🤖 AI Summary
This work addresses the challenge in large-scale multimodal recommendation systems where semantic ID (SID) learning struggles to simultaneously achieve compactness, semantic fidelity, and strong recommendation performance due to static collision-handling strategies. To overcome this limitation, we propose AdaSID, a novel framework that introduces an adaptive overlap regulation mechanism for the first time. In the first phase, semantically compatible SIDs are allowed to share representations to preserve meaningful overlaps; in the second phase, the repulsion strength is dynamically adjusted based on local collision load and training progress, enabling intelligent suppression or retention of SID conflicts. Integrating multimodal discrete SID modeling, adaptive regularization, and end-to-end joint optimization, AdaSID achieves average gains of 4.5% in Recall and NDCG on public benchmarks and demonstrates a 0.98% increase in GMV alongside a significant improvement in ranking AUC in a large-scale A/B test on Kuaishou E-commerce.
📝 Abstract
Modern recommendation systems involve massive catalogs of multimodal items, where scalable item identification must balance compactness, semantic fidelity, and downstream effectiveness.
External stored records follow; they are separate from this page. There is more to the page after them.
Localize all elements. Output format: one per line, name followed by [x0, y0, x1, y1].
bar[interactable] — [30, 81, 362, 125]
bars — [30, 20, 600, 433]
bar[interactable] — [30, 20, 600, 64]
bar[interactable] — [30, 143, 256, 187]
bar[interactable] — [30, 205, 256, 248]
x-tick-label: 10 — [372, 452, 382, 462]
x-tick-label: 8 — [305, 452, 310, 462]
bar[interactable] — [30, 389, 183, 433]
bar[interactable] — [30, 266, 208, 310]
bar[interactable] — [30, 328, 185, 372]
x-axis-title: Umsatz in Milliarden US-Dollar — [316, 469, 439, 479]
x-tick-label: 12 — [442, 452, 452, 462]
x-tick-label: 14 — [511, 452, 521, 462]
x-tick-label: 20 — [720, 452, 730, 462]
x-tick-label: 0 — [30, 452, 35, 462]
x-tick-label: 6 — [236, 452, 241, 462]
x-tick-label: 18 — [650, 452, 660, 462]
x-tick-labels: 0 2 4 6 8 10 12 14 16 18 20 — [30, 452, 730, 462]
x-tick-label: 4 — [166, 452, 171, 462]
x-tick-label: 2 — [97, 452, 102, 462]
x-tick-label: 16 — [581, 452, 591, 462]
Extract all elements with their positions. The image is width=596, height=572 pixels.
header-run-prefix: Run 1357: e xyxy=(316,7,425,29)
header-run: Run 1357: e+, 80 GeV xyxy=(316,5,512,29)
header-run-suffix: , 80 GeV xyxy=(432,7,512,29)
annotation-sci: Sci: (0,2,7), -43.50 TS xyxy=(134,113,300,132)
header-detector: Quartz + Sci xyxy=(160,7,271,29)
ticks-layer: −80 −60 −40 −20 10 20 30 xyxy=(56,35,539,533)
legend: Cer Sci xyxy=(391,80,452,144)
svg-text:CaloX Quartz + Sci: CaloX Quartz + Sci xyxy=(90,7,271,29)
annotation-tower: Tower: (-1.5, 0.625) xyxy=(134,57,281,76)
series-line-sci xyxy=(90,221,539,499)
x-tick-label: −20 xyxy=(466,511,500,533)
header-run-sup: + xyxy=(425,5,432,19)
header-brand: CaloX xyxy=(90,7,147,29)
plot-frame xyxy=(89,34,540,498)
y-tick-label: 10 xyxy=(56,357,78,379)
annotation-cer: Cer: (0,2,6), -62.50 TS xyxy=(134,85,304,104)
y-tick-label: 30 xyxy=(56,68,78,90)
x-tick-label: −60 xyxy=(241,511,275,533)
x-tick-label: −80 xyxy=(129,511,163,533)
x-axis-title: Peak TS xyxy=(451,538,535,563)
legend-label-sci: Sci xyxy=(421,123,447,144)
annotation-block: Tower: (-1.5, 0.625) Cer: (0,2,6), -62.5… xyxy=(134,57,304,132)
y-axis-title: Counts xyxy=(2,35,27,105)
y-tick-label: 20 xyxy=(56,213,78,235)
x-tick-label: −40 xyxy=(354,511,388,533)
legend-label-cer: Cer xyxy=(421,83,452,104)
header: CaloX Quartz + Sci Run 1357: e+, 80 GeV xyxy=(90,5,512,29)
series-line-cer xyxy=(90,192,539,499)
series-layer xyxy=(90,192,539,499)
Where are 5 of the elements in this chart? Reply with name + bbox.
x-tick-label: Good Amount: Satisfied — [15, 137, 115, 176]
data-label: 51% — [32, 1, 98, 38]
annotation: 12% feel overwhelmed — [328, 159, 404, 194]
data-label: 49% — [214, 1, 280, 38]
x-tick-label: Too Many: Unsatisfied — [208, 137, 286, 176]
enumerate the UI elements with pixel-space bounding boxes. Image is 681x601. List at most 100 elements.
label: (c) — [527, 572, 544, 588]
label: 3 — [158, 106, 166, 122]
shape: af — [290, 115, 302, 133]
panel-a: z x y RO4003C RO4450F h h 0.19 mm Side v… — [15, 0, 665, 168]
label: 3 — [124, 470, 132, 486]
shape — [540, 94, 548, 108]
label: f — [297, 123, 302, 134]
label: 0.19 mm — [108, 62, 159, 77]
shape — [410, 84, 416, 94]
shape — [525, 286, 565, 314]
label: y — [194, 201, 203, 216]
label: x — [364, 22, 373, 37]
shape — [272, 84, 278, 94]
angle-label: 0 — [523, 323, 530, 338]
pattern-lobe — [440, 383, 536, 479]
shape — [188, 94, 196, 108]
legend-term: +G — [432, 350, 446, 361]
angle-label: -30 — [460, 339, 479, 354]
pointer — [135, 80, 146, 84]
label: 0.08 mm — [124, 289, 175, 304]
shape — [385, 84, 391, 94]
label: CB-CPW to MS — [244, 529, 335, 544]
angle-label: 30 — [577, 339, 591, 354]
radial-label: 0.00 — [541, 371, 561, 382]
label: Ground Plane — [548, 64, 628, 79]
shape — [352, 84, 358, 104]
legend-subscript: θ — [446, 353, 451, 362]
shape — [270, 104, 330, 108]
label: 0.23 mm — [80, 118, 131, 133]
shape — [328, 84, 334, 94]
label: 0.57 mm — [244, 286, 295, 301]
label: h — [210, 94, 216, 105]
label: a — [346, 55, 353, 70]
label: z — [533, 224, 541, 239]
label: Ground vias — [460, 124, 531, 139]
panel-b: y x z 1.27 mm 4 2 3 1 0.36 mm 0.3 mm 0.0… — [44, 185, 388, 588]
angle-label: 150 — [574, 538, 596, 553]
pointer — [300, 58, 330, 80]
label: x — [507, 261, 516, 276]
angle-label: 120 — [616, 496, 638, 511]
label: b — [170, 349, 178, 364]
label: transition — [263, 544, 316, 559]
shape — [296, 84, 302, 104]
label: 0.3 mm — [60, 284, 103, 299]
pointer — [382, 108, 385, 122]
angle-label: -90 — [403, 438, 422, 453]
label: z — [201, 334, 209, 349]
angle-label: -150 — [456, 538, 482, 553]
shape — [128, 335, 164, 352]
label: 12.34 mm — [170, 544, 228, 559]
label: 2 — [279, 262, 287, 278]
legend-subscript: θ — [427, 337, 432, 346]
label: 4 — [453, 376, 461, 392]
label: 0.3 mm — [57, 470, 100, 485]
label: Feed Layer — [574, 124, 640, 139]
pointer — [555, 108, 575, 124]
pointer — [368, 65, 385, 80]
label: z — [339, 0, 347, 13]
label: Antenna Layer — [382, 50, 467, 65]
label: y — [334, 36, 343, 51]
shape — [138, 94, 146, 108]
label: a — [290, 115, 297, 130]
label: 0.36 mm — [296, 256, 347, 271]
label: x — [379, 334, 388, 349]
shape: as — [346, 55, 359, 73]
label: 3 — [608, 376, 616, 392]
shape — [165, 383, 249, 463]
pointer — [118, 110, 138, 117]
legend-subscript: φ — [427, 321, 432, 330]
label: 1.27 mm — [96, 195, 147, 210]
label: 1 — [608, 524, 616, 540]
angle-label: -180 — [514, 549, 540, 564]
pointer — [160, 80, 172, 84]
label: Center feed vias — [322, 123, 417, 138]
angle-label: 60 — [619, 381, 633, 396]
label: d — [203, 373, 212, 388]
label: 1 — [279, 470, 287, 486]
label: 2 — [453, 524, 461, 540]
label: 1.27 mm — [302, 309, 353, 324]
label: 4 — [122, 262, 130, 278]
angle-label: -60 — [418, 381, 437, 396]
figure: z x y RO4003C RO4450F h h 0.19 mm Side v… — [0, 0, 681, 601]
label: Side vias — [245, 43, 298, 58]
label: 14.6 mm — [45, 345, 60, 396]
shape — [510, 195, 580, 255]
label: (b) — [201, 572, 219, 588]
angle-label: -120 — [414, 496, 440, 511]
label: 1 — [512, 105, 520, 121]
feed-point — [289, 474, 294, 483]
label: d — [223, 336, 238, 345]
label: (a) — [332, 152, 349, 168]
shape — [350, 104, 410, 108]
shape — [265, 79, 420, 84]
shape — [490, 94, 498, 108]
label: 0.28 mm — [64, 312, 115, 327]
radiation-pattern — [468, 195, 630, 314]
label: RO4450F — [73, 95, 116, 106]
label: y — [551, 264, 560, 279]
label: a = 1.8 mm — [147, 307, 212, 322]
Semantic IDs (SIDs) address this need by representing items as short discrete token sequences derived from multimodal signals, providing a compact interface for retrieval, ranking, and generative recommendation. However, effective SID learning is hindered by collisions, where different items are assigned identical or highly confusable codes. Existing methods mainly rely on improved quantization or fixed overlap regularization, but they do not adaptively distinguish whether an overlap should be suppressed or preserved. We propose AdaSID, an adaptive semantic ID learning framework for recommendation. AdaSID regulates SID overlaps through a two-stage process. First, it relaxes repulsion for observed overlaps when the involved items are semantically compatible, preserving admissible sharing rather than uniformly separating all collisions. Second, it allocates the remaining regulation pressure according to local collision load and training progress, strengthening control in congested regions while gradually rebalancing optimization toward recommendation alignment. This design adaptively decides which overlaps to penalize, how strongly to regulate them, and when to shift the learning focus. Extensive offline and online experiments validate AdaSID. On two public benchmarks, AdaSID improves Recall and NDCG by about 4.5% on average over strong baselines, while improving codebook utilization and SID diversity. In Kuaishou e-commerce, an online A/B test on short-video retrieval covering tens of millions of users achieves statistically significant gains, including a 0.98% GMV improvement, and industrial ranking evaluation shows consistent AUC improvements.